Alex se acercó al libro y estudió los dibujos atentamente.

—Pero con eso no conseguimos nada —dijo al cabo de unos instantes—. Seguimos sin entender ni una sola palabra de lo que pone, ni leyéndolas de izquierda a derecha ni al revés significan nada… —levantó la vista del libro para mirar a Marco. El rostro se le iluminó—. ¡El torreón de la plaza! Tenemos que entrar allí. Si es una torre de hechicería debería haber más libros, puede que encontremos uno que entendamos…

—Es demasiado peligroso, Alex —Mistral negó con la cabeza—. Ricardo no querrá ni oír hablar de ello. No se arriesgará a que nada malo le pase a…

—Me da igual lo que piense —le cortó—. Hemos hecho todo lo que ha dicho hasta ahora y Adrián y Natalia se están muriendo ahí arriba.

—Eso no es justo. Él no ha tenido la culpa de lo que ha pasado.

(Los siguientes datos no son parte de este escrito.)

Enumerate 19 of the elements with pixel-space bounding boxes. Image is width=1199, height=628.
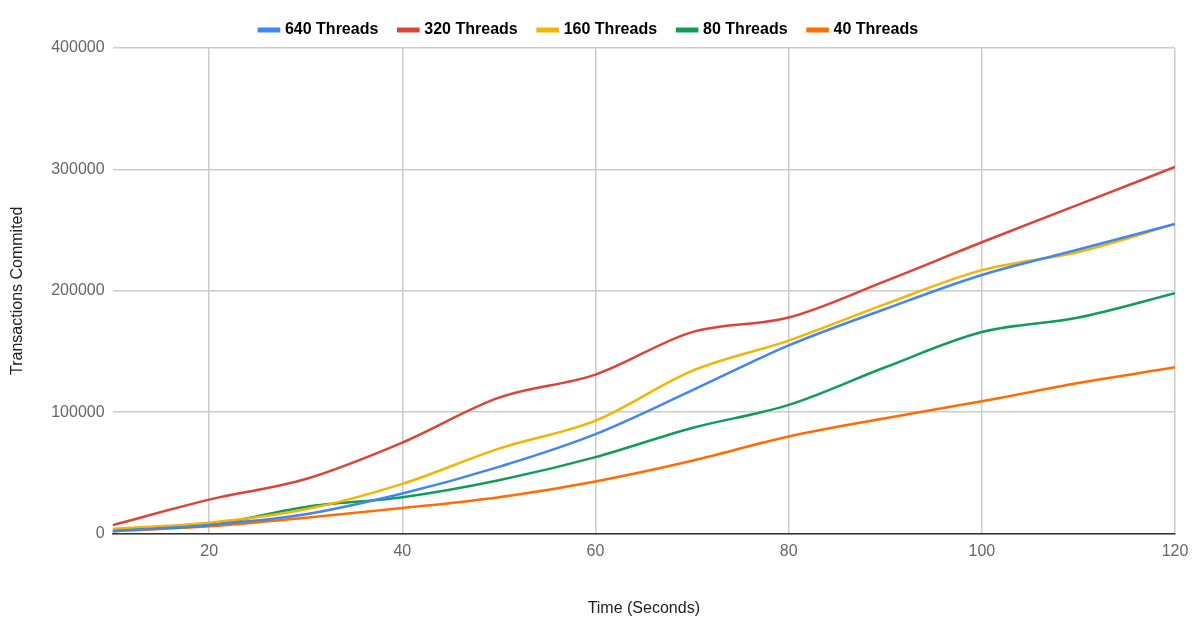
- y-axis-title: Transactions Commited: [8, 206, 26, 375]
- legend-label: 320 Threads: [424, 20, 518, 38]
- y-tick-label: 400000: [51, 38, 105, 56]
- x-axis-title: Time (Seconds): [587, 598, 700, 616]
- line-series: [112, 165, 1175, 527]
- x-tick-label: 80: [779, 541, 798, 559]
- y-tick-label: 200000: [51, 281, 105, 299]
- y-tick-label: 300000: [51, 159, 105, 177]
- x-tick-label: 120: [1161, 541, 1189, 559]
- y-tick-label: 0: [95, 524, 105, 542]
- legend-label: 80 Threads: [703, 20, 788, 38]
- x-tick-label: 100: [968, 541, 996, 559]
- y-tick-label: 100000: [51, 402, 105, 420]
- legend-label: 640 Threads: [284, 20, 379, 38]
- x-tick-label: 60: [586, 541, 605, 559]
- legend-label: 160 Threads: [563, 20, 658, 38]
- x-tick-label: 20: [200, 541, 219, 559]
- x-tick-label: 40: [393, 541, 412, 559]
- legend-label: 40 Threads: [833, 20, 919, 38]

—No… —suspiró—. Tienes razón, tienes razón… —se pasó una mano por la cabeza, revolviéndose el cabello. Cuando volvió a mirarlo en sus ojos brillaba una fiera determinación—. Vayamos ahora —dijo—. Tú y yo. No hace falta que se lo digamos a nadie más. Si corremos peligro, lo correremos nosotros solos.

El cambiante lo miró de arriba abajo. Hizo que aquel rostro que no era suyo mostrara dudas, para luego hacerlo asentir con resolución.

—Vamos allá —dijo. No le tembló la voz.